天際那抹微弱的灰白,正吃力地順著雲層裂縫向外滲透。綿密的牛毛細雨斜織成網,無聲地砸在承天門廣場平整的青石磚上。
泥水已經漫過了腳背。
太廟東側甬道的陰影裡,陸峰像一尊被雨水沖刷的石雕。他抹了一把下巴上的冷水,指骨泛白,用力活動了一下手腕,骨節錯動的“咔噠”聲在寂靜中異常清晰。
身後,幾百名赤裸上身的巡城步軍蹲在泥水坑裡。雨水順著他們塊狀的肌肉紋理流淌。粗糙的毛氈和散發著腥臭的生牛皮堆在手邊,每個人的牙關都咬得很緊,偶爾傳出一兩聲不受控制的上下牙磕碰聲。
“咚——”
極遠處的太常寺,黃銅巨鍾撞響。
沉悶的聲浪貼著地皮滾滾而來,震得地上的積水泛起細密的波紋。緊接著,承天門城樓上的十二面牛皮大鼓同時擂動。鼓槌翻飛,皮面凹陷又彈起,連綿的轟鳴聲撕碎了細雨的沙沙聲。

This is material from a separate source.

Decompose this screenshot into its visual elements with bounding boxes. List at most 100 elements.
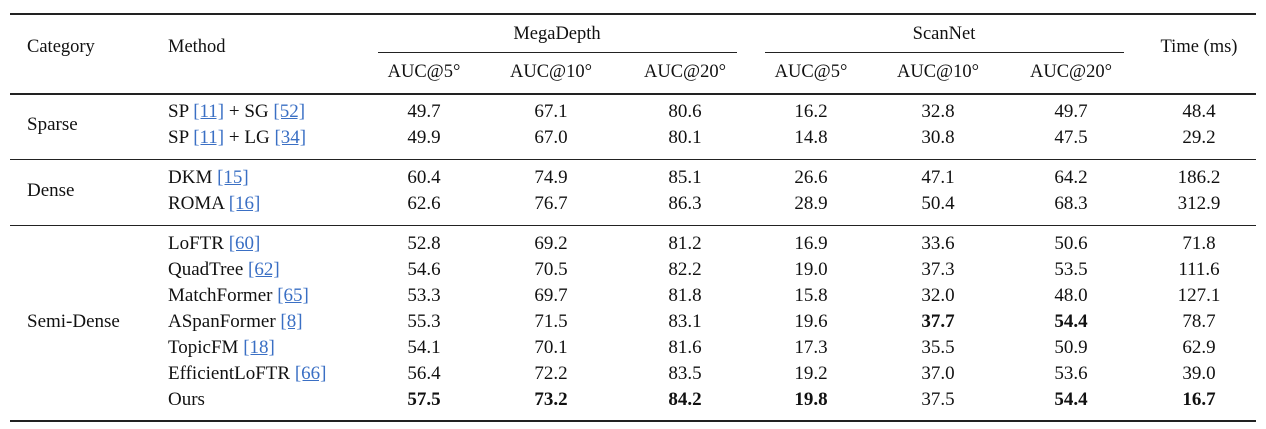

巨大的朱漆包銅城門發出一聲令人牙酸的沉重摩擦音,從內部被緩緩推開。
文武百官分列兩陣,踩著泥水步入廣場。
朝服的寬大下襬拖曳在水窪裡,暈染開一片片深色的汙跡。沒有人敢伸手去提衣襬,所有人都將雙手交疊攏在袖管中,低垂著頭,任由雨絲打溼烏紗帽。隊伍如同兩條沉默的黑色長蛇,在鐘鼓的轟鳴中向前蠕動。

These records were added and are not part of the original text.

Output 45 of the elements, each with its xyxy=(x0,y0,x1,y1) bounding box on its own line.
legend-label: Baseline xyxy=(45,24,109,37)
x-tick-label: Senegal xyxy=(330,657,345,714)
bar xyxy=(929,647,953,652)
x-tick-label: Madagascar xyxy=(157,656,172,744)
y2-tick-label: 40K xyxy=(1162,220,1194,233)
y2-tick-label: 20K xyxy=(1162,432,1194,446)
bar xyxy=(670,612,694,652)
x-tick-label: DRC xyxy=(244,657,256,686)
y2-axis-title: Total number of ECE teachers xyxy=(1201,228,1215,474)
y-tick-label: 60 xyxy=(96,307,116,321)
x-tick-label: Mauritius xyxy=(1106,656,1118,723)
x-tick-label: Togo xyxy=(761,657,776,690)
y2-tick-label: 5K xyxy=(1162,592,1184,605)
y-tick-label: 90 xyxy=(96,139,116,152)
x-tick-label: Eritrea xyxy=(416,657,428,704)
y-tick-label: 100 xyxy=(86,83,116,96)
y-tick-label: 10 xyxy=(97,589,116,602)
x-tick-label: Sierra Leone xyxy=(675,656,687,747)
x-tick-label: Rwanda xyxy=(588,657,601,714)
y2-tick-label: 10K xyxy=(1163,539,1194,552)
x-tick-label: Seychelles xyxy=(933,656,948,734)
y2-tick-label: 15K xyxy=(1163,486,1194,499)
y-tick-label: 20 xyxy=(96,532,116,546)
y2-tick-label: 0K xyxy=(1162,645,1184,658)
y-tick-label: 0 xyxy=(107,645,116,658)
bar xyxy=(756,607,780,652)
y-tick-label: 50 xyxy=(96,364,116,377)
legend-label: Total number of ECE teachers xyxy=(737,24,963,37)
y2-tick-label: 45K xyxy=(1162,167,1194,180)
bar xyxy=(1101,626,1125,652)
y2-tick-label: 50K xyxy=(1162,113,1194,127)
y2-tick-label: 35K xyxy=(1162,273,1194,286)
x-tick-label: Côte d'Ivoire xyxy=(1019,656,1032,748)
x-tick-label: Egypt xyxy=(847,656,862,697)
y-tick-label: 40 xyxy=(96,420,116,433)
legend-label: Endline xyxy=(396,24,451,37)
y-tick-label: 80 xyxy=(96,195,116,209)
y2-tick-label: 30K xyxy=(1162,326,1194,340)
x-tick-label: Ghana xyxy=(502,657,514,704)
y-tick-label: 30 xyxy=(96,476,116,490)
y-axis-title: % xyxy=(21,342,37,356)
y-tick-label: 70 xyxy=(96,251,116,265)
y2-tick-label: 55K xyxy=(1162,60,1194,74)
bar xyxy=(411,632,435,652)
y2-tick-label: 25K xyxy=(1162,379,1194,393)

最前方,一乘紫泥大轎平穩停下。轎底幾乎貼著泥面,四名轎伕的靴子深深陷進磚縫裡。
一隻乾癟卻佈滿青筋的手掀開轎簾。
左蒼海穿著紫色的四爪蟒袍,踩著一名小太監的脊背,不急不緩地走下轎子。太監的半個身子泡在泥水裡,一動不敢動。
左蒼海站定。他沒有看正前方的圜丘,而是慢條斯理地從袖中抽出一塊雪白的絲帕,輕輕按了按眼角被冷風吹出的生理性濁淚。隨後,他鬆開手指,任由那方白帕飄落在腳下的爛泥裡,很快被雨水踩踏得看不出原本的顏色。
“啪!啪!啪!”
九聲淨鞭。
清脆的鞭響如九天驚雷,壓過了所有的鐘鼓聲。
三十二名身披金甲的金吾衛邁著整齊的步伐,金瓜鉞斧在晦暗的天光下反射出冰冷的寒芒,迅速分列在漢白玉甬道兩側。

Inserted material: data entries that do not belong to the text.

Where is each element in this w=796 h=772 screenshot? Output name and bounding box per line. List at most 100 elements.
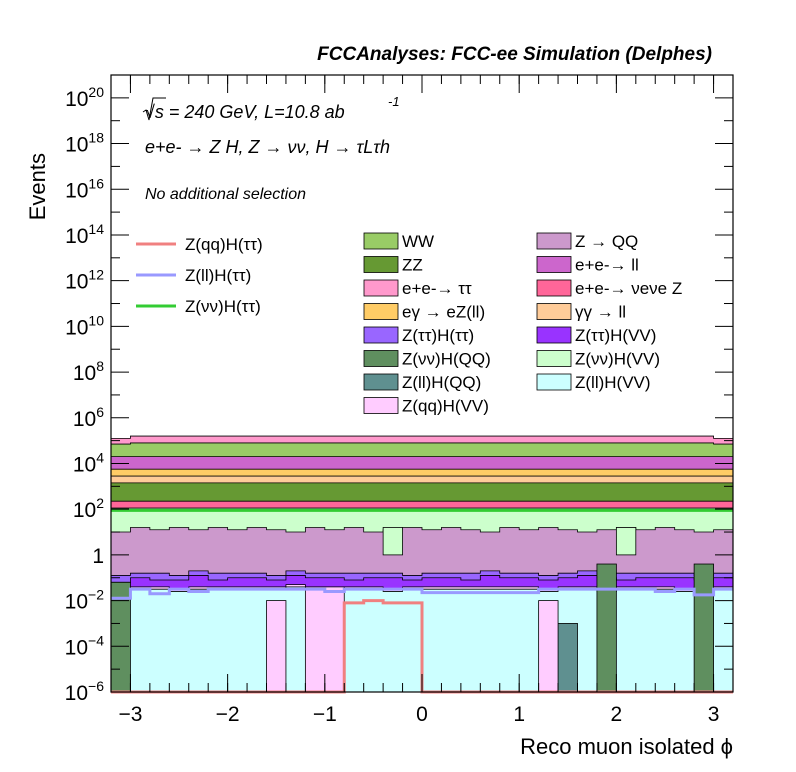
legend-swatch: [536, 373, 572, 391]
legend-label: e+e-→ ττ: [402, 279, 472, 298]
legend-label: Z → QQ: [575, 232, 638, 251]
stack-gap-1: [615, 527, 637, 556]
line-series-1: [111, 587, 733, 600]
y-tick-label: 10−6: [65, 678, 105, 705]
y-tick-exponent: 12: [88, 267, 104, 283]
y-tick-exponent: 20: [88, 84, 104, 100]
energy-text: √s = 240 GeV, L=10.8 ab: [145, 102, 345, 122]
legend-label: eγ → eZ(ll): [402, 303, 485, 322]
y-tick-exponent: −2: [88, 587, 104, 603]
process-annotation: e+e- → Z H, Z → νν, H → τLτh: [145, 137, 390, 157]
energy-sup: -1: [388, 94, 400, 109]
legend-swatch: [536, 232, 572, 250]
legend-line-label: Z(qq)H(ττ): [185, 235, 263, 254]
y-tick-base: 10: [65, 134, 88, 157]
legend-swatch: [536, 326, 572, 344]
y-tick-base: 10: [73, 408, 96, 431]
y-tick-label: 1010: [65, 312, 104, 339]
y-tick-base: 10: [73, 453, 96, 476]
selection-annotation: No additional selection: [145, 186, 306, 203]
legend: Z(qq)H(ττ) Z(ll)H(ττ) Z(νν)H(ττ) WW ZZ e+e-→ …: [136, 232, 682, 416]
axis-layer: −3 −2 −1 0 1 2 310−610−410−2110210410610810101…: [65, 75, 734, 726]
x-tick-label: −1: [313, 703, 337, 726]
y-tick-exponent: 2: [96, 495, 104, 511]
sqrt-sign: [142, 97, 166, 121]
y-tick-label: 1014: [65, 221, 104, 248]
y-tick-exponent: 4: [96, 449, 104, 465]
y-tick-label: 10−4: [65, 632, 105, 659]
legend-label: Z(ll)H(QQ): [402, 373, 481, 392]
y-tick-base: 10: [65, 88, 88, 111]
y-axis-label: Events: [25, 153, 50, 220]
y-tick-exponent: 10: [88, 312, 104, 328]
y-tick-base: 10: [65, 179, 88, 202]
line-layer: [111, 508, 733, 694]
x-axis-label: Reco muon isolated ϕ: [520, 734, 733, 759]
legend-label: WW: [402, 232, 434, 251]
stack-gap-0: [382, 527, 403, 556]
legend-label: γγ → ll: [575, 303, 626, 322]
y-tick-exponent: 6: [96, 404, 104, 420]
y-tick-base: 10: [65, 636, 88, 659]
y-tick-base: 1: [92, 545, 104, 568]
energy-annotation: √s = 240 GeV, L=10.8 ab -1: [142, 94, 400, 122]
y-tick-label: 1: [92, 545, 104, 568]
legend-label: Z(ll)H(VV): [575, 373, 651, 392]
x-tick-label: 1: [513, 703, 525, 726]
y-tick-label: 1020: [65, 84, 104, 111]
y-tick-exponent: 16: [88, 175, 104, 191]
y-tick-exponent: 8: [96, 358, 104, 374]
legend-line-label: Z(νν)H(ττ): [185, 297, 261, 316]
legend-swatch: [363, 232, 399, 250]
y-tick-label: 104: [73, 449, 104, 476]
y-tick-label: 1018: [65, 130, 104, 157]
extra-bin-1: [596, 563, 617, 693]
y-tick-label: 1016: [65, 175, 104, 202]
legend-swatch: [536, 303, 572, 320]
y-tick-base: 10: [65, 271, 88, 294]
y-tick-base: 10: [65, 225, 88, 248]
extra-bin-5: [266, 600, 287, 693]
legend-swatch: [536, 256, 572, 273]
x-tick-label: 0: [416, 703, 428, 726]
y-tick-base: 10: [73, 362, 96, 385]
line-series-0: [111, 599, 733, 694]
legend-swatch: [363, 326, 399, 344]
legend-label: e+e-→ ll: [575, 256, 639, 275]
y-tick-exponent: −6: [88, 678, 104, 694]
legend-swatch: [363, 373, 399, 391]
legend-label: Z(ττ)H(VV): [575, 326, 656, 345]
legend-swatch: [363, 256, 399, 273]
chart-title: FCCAnalyses: FCC-ee Simulation (Delphes): [317, 44, 712, 65]
x-tick-label: −2: [216, 703, 240, 726]
legend-line-label: Z(ll)H(ττ): [185, 266, 251, 285]
y-tick-base: 10: [65, 682, 88, 705]
extra-bin-2: [693, 563, 714, 693]
y-tick-base: 10: [73, 499, 96, 522]
y-tick-exponent: 14: [88, 221, 104, 237]
y-tick-label: 1012: [65, 267, 104, 294]
y-tick-exponent: −4: [88, 632, 104, 648]
legend-label: ZZ: [402, 256, 423, 275]
legend-swatch: [363, 350, 399, 367]
y-tick-base: 10: [65, 591, 88, 614]
legend-swatch: [363, 279, 399, 297]
legend-label: Z(qq)H(VV): [402, 397, 489, 416]
extra-bin-3: [557, 623, 578, 693]
y-tick-exponent: 18: [88, 130, 104, 146]
y-tick-label: 106: [73, 404, 104, 431]
y-tick-label: 102: [73, 495, 104, 522]
x-tick-label: 3: [708, 703, 720, 726]
legend-swatch: [536, 279, 572, 297]
legend-swatch: [536, 350, 572, 367]
extra-bin-6: [538, 600, 559, 693]
legend-swatch: [363, 397, 399, 414]
x-tick-label: 2: [611, 703, 623, 726]
y-tick-label: 108: [73, 358, 104, 385]
x-tick-label: −3: [118, 703, 142, 726]
legend-label: Z(νν)H(VV): [575, 350, 660, 369]
legend-label: Z(ττ)H(ττ): [402, 326, 474, 345]
y-tick-label: 10−2: [65, 587, 105, 614]
y-tick-base: 10: [65, 316, 88, 339]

明黃色的巨大華蓋從太極殿方向移動過來。狂風倒灌進廣場,扯得華蓋邊緣的流蘇劇烈翻滾。四名撐傘的魁梧太監雙臂肌肉暴凸,死死抵住傘柄,靴底在青石板上滑出短短的擦痕。
姬瑤月走在華蓋正下方。
十二旒平天冠戴在她的頭頂,五彩玉珠在風中瘋狂碰撞,聲音卻完全被風聲吞沒。玄黑色的帝王袞服上,用金線繡著的十二章紋在雨水中顯得格外厚重。寬大的衣襬隨風向後翻飛,露出裡面金線雲頭履的尖端。
她的臉色蒼白得透明。右手緊緊握著腰間赤霄劍的劍柄,指甲幾乎要扣進纏繞劍柄的鯊魚皮紋理中,手背上的青筋隱隱浮現。
她沒有看兩側跪倒在泥水裡的百官,視線死死鎖在正前方那座黑色的九重圜丘上。
“吾皇萬歲——”
山呼海嘯般的跪拜聲剛一齣口,就被狂風撕扯得支離破碎。
姬瑤月的靴尖踏上了圜丘的第一級漢白玉臺階。積水順著臺階邊緣流下,沒過她的鞋底。
一步。兩步。三步。
九重圜丘,每重九級。她走得很慢,背脊挺得筆直,十二旒玉珠的晃動幅度卻越來越大。